I have been thinking about the Hayakawa quote recently as America debates the question of removing the Confederate flag from public display.

On the one hand, flags are merely symbols. They represent geographical entities, such as cities, states, and nations. In the case of the Confederate flag, it represents a would be nation from a specific time in U.S. history. Hoisting it does not resurrect that time in history when states in the South seceded from the Union any more than raising the Stars and Stripes perpetuates the existence of the United States of America.

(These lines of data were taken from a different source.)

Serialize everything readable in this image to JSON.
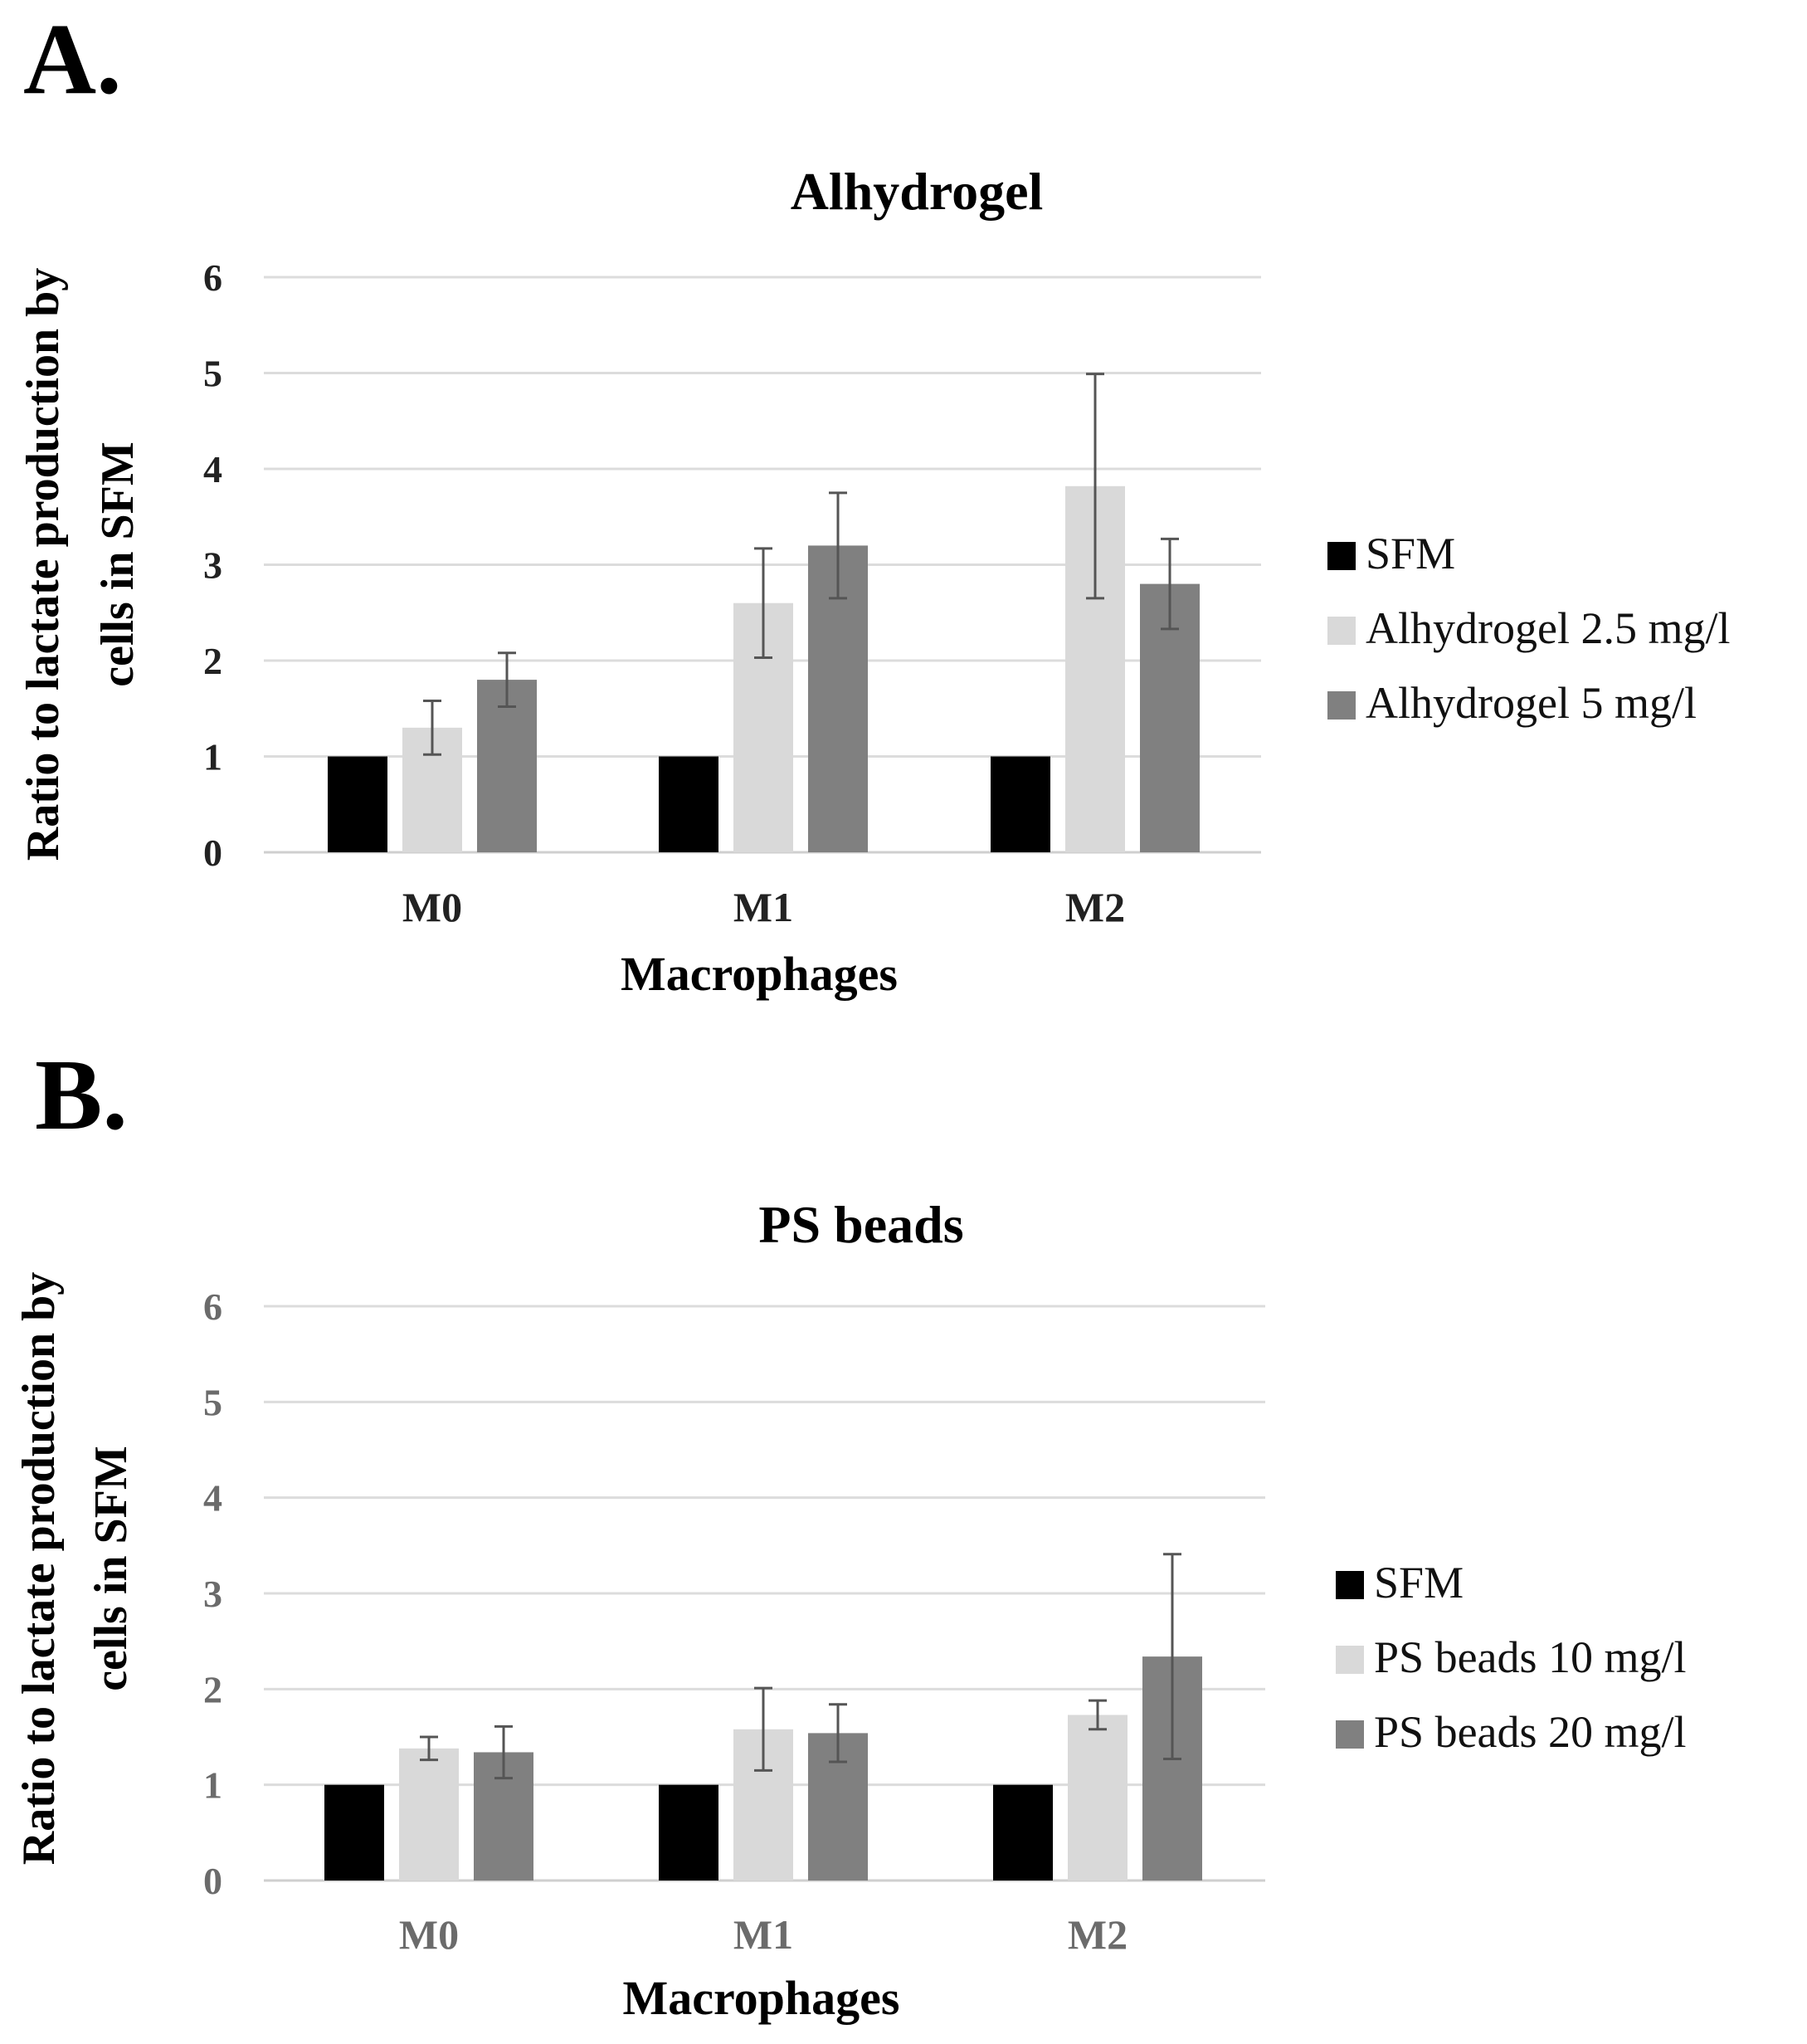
{
  "chart_data": [
    {
      "type": "bar",
      "panel": "A.",
      "title": "Alhydrogel",
      "xlabel": "Macrophages",
      "ylabel": [
        "Ratio to lactate production by",
        "cells in SFM"
      ],
      "ylim": [
        0,
        6
      ],
      "yticks": [
        0,
        1,
        2,
        3,
        4,
        5,
        6
      ],
      "grid": true,
      "legend_position": "right",
      "categories": [
        "M0",
        "M1",
        "M2"
      ],
      "series": [
        {
          "name": "SFM",
          "color": "#000000",
          "values": [
            1.0,
            1.0,
            1.0
          ],
          "errors": [
            0,
            0,
            0
          ]
        },
        {
          "name": "Alhydrogel 2.5 mg/l",
          "color": "#d9d9d9",
          "values": [
            1.3,
            2.6,
            3.82
          ],
          "errors": [
            0.28,
            0.57,
            1.17
          ]
        },
        {
          "name": "Alhydrogel 5 mg/l",
          "color": "#808080",
          "values": [
            1.8,
            3.2,
            2.8
          ],
          "errors": [
            0.28,
            0.55,
            0.47
          ]
        }
      ]
    },
    {
      "type": "bar",
      "panel": "B.",
      "title": "PS beads",
      "xlabel": "Macrophages",
      "ylabel": [
        "Ratio to lactate production by",
        "cells in SFM"
      ],
      "ylim": [
        0,
        6
      ],
      "yticks": [
        0,
        1,
        2,
        3,
        4,
        5,
        6
      ],
      "grid": true,
      "legend_position": "right",
      "categories": [
        "M0",
        "M1",
        "M2"
      ],
      "series": [
        {
          "name": "SFM",
          "color": "#000000",
          "values": [
            1.0,
            1.0,
            1.0
          ],
          "errors": [
            0,
            0,
            0
          ]
        },
        {
          "name": "PS beads 10 mg/l",
          "color": "#d9d9d9",
          "values": [
            1.38,
            1.58,
            1.73
          ],
          "errors": [
            0.12,
            0.43,
            0.15
          ]
        },
        {
          "name": "PS beads 20 mg/l",
          "color": "#808080",
          "values": [
            1.34,
            1.54,
            2.34
          ],
          "errors": [
            0.27,
            0.3,
            1.07
          ]
        }
      ]
    }
  ]
}
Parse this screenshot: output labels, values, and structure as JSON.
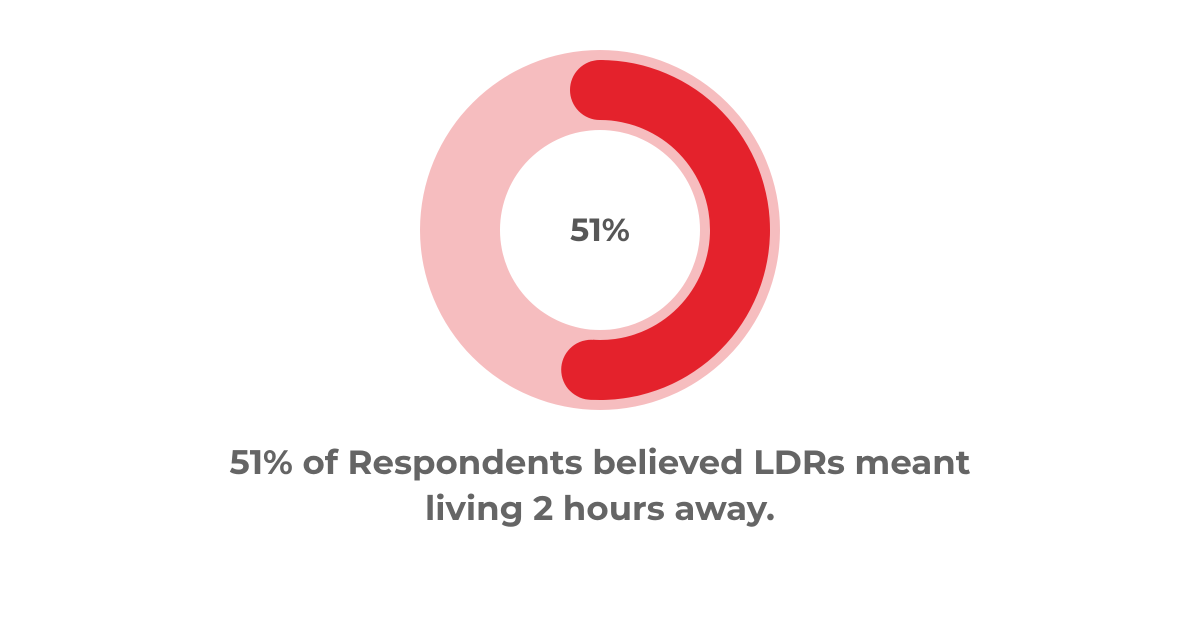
{
  "chart": {
    "type": "donut",
    "percent": 51,
    "percent_label": "51%",
    "track_color": "#f6bdbf",
    "progress_color": "#e4222c",
    "background_color": "#ffffff",
    "center_text_color": "#575757",
    "center_fontsize_pt": 24,
    "outer_radius": 180,
    "ring_thickness": 80,
    "progress_ring_thickness": 60,
    "progress_ring_inset": 10,
    "start_angle_deg": 0,
    "direction": "clockwise"
  },
  "caption": {
    "text": "51% of Respondents believed LDRs meant living 2 hours away.",
    "color": "#656565",
    "fontsize_pt": 26,
    "font_weight": 700
  }
}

Yet flags and other symbols have potent meaning for people, and despite the dangers of conflating the symbol with the thing,  we must pay heed to the emotions surrounding these symbols.

Flag burning is a common tool of protest against a government or regime. During the Vietnam War era, the sight of a U.S. flag set afire by protesters inflamed the hearts of many Americans. Americans go to great length to respect our flag: pledging allegiance to it, not letting it touch the ground, even singing our national anthem, an homage to Old Glory itself.

The flag of the Confederacy, on the other hand, may stir up pride in some white Southerners, but more often it is associated with a culture whose very existence depended upon the enslavement of black Africans. As such, the Confederate flag is a painful reminder of the racism that did not disappear once the South was defeated. Flying it in a state capital seems like celebrating and approving of that racism.

Just as in past blog posts, I have spoken out against Native American logos and mascots, I believe that the Confederate flag should be relegated to history, not put on display with pride. Those who use these emblems and symbols may not all be racists, but the effect upon racial minorities in America is dehumanizing.

Let’s make no mistake. Taking down the Confederate flag will not solve the problem of racism in America any more than burning the U.S. flag would destroy our great country. But as a potent symbol, its removal would go a long way toward reaffirming our belief  “that all men are created equal, that they are endowed by their Creator with certain unalienable Rights, that among these are Life, Liberty and the pursuit of Happiness.”

What a fitting way to celebrate our upcoming Independence Day.